Quando lo spettacolo finì
il clown ritornò nel suo
camerino;
lentamente iniziò a
struccarsi
e lo specchio
altrettanto lentamente
gli restituì l’immagine di
sempre:
quella di un vecchio,
triste e rugoso.
Quand’ebbe terminato
si cambiò d’abito ed uscì
nella città vibrante.
Là fuori
lo spettacolo
non si era mai fermato
e quella sera
anche per lui
sarebbe stato difficile
strappare un applauso.
Alvaro.
Splendido ritratto di un archetipo immortale:quello del clown.Il pagliaccio si traveste,si trucca,crea un assurdo mondo di battute,mimi,boccacce...tutto pur di divertire il pubblico,specie quello dei bambini.
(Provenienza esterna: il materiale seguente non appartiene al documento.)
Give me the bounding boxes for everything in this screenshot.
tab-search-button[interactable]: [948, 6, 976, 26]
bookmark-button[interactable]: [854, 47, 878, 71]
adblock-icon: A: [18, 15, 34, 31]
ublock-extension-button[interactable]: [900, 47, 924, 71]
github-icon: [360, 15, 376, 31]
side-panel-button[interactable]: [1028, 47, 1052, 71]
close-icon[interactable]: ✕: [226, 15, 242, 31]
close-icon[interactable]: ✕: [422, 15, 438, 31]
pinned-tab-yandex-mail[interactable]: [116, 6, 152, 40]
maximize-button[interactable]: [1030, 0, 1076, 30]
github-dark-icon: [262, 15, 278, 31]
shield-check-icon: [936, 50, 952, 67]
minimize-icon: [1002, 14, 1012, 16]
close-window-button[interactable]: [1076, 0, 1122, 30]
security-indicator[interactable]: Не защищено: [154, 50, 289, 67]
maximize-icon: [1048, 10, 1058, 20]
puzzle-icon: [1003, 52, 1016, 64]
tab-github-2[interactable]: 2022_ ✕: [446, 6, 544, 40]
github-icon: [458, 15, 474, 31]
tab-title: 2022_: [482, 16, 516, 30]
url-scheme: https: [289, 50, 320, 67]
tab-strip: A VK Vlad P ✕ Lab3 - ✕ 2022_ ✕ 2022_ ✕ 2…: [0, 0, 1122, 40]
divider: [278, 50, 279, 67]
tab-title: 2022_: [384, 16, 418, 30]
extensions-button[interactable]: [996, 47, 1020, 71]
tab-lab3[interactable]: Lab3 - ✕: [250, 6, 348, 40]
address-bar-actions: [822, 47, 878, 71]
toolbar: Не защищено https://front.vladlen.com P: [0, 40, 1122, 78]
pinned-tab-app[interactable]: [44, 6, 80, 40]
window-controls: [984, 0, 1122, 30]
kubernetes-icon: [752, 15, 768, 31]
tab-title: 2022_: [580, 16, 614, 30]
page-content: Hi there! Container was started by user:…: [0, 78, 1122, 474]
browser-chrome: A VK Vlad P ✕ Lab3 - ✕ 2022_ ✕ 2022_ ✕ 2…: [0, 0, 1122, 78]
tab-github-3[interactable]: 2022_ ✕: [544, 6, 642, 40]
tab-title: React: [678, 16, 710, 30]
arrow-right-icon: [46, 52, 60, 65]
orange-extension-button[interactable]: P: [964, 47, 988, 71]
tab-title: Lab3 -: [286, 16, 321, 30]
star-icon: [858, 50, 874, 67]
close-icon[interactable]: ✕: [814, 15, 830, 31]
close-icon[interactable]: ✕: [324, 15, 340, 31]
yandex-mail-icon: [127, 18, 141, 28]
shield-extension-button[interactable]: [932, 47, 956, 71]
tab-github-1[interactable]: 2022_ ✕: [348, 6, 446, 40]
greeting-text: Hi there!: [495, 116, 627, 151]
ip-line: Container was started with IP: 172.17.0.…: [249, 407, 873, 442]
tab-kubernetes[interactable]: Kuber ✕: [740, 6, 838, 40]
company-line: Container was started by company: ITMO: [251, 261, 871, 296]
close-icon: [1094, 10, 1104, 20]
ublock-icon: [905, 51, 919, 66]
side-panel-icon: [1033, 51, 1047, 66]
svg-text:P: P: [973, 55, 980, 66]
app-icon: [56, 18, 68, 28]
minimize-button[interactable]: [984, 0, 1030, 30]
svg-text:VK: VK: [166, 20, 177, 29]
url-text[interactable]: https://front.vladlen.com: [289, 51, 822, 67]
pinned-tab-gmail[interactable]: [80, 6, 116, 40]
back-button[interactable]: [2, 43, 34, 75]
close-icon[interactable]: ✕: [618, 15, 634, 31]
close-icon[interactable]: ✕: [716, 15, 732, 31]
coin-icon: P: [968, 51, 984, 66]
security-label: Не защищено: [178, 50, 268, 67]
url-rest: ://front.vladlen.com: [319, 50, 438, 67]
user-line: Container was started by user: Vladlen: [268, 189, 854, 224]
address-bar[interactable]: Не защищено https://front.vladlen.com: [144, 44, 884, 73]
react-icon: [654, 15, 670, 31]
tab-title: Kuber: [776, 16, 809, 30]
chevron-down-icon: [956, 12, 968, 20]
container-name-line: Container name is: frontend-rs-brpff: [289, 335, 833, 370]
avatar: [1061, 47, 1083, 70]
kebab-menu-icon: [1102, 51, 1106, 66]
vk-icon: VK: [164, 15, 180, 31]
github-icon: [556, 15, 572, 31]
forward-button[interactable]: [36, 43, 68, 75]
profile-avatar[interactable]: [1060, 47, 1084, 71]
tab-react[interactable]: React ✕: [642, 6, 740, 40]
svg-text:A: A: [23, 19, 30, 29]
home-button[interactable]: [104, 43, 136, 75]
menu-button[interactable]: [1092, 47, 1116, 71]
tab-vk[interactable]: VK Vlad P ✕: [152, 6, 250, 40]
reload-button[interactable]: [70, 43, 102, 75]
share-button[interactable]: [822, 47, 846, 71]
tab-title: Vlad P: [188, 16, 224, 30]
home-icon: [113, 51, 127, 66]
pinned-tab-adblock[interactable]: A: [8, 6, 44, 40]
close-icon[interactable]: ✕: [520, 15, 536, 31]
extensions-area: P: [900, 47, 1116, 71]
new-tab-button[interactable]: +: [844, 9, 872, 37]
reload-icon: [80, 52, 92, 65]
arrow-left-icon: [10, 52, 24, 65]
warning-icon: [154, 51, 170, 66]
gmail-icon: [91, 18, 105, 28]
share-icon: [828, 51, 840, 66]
E ci riesce:trascendendo la vita,attraverso la rappresentazione di una realtà fittizia,burlesca e grottescamente anti-estetica,egli riesce a far ridere i bimbi e gli adulti. Poi,nel silenzio malinconico del suo camerino,il pagliaccio si strucca,si de-traveste,rientra nel limite dell'uomo,e altro non gli resta da fare,se non incamminarsi dentro l'orizzonte, foscamente triste, del vivere reale:solitudine morale,decadimento fisico,vecchiaia come anticamera della morte lo attendono. Ci attendono.